Do you feel tired yet? Burdened? Cross-eyed, confused, and scared? I do, and we haven't even talked about careers or equal pay. And I can transport myself back to that field of wildflowers for a moment of serenity, but then the little girl with the big eyes and the flowers in her hair looks at me and I see her entire future in my hands. And I’m right back to asking myself — how do I tell this little girl that she is worth the world when the world is telling her (relatively empowered, lucky, lives-a-good life) mother that she’s worth far less than that?

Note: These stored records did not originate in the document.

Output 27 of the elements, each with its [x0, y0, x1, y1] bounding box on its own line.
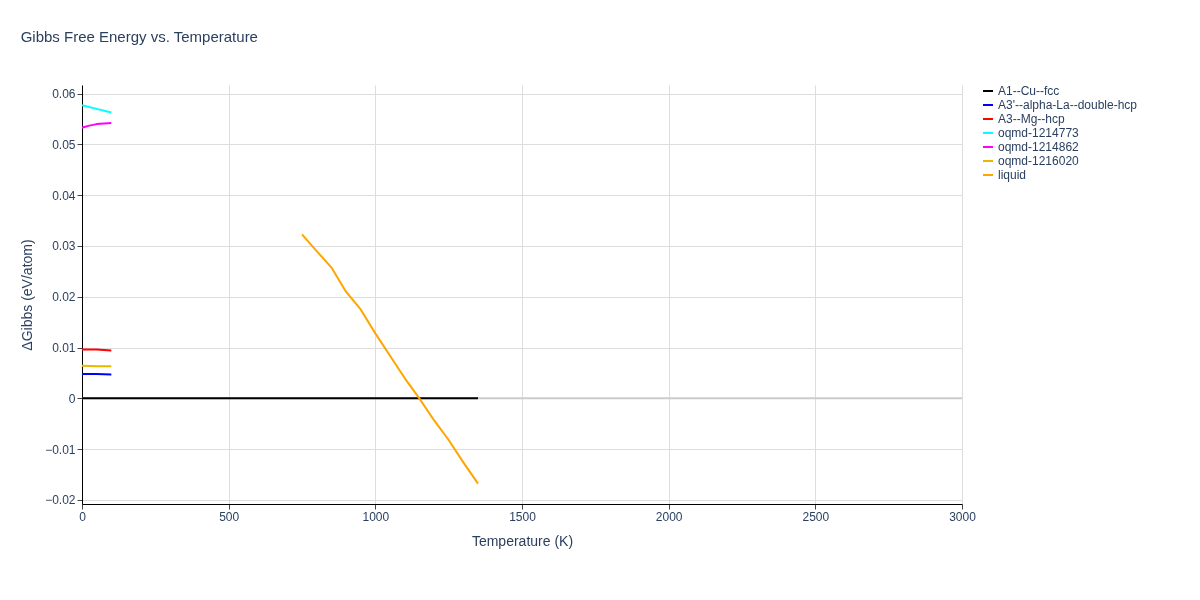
y-tick-label: 0.05	[52, 137, 76, 152]
y-tick-label: 0	[68, 391, 76, 406]
y-tick-label: 0.03	[52, 239, 76, 254]
y-tick-label: −0.01	[45, 442, 76, 457]
x-tick-label: 2000	[655, 509, 683, 524]
x-tick-label: 1500	[509, 509, 537, 524]
legend-label: oqmd-1214773	[998, 126, 1080, 140]
y-tick-label: 0.04	[52, 188, 76, 203]
y-tick-label: 0.02	[52, 290, 76, 305]
legend-label: A3'--alpha-La--double-hcp	[998, 98, 1138, 112]
legend-label: oqmd-1214862	[998, 140, 1080, 154]
legend-label: A1--Cu--fcc	[998, 84, 1060, 98]
x-tick-label: 2500	[802, 509, 830, 524]
x-tick-label: 1000	[362, 509, 390, 524]
y-tick-label: 0.01	[52, 341, 76, 356]
chart-title: Gibbs Free Energy vs. Temperature	[20, 28, 258, 45]
line-series	[301, 233, 479, 485]
x-tick-label: 500	[219, 509, 240, 524]
y-tick-label: 0.06	[52, 87, 76, 102]
y-axis-title: ΔGibbs (eV/atom)	[19, 239, 36, 351]
x-tick-label: 3000	[949, 509, 977, 524]
x-axis-title: Temperature (K)	[471, 532, 574, 549]
y-tick-label: −0.02	[45, 493, 76, 508]
legend-label: A3--Mg--hcp	[998, 112, 1066, 126]
legend-label: liquid	[998, 168, 1027, 182]
x-tick-label: 0	[79, 509, 87, 524]
legend-label: oqmd-1216020	[998, 154, 1080, 168]
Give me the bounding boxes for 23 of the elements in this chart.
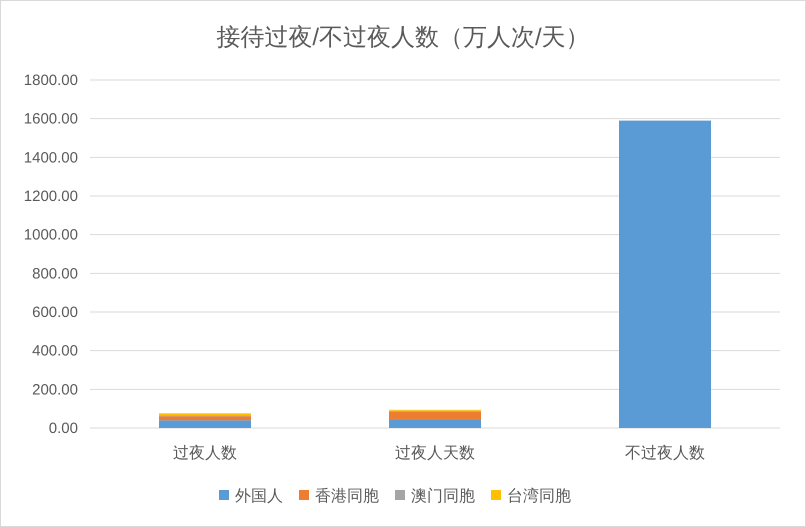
bar bbox=[389, 419, 481, 428]
bar bbox=[389, 412, 481, 420]
y-tick-label: 0.00 bbox=[48, 420, 78, 437]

We need to do better, all of us. We need to think about what every action we take, word we speak, or opinion we share in front of our children is doing to shape our future society. We have to. We have to do better for our girls, and we have to do better for our boys. Every boy and every girl needs to be taught respect, and that starts from day one of their lives. They need to see moms who help dads and dads who help moms. They need to see teachers who respect one another and respect each student equally, regardless of his or her gender. They need to see public officials, doctors, lawyers, firefighters, astronauts, police officers, patrons, and grocery store clerks being cordial to each other. Our children need to see men hold doors for women, but they also need to see women hold doors for men.
And please, we cannot look the other way. We cannot let men off the hook. We cannot say it’s okay to say the things that man said. We cannot.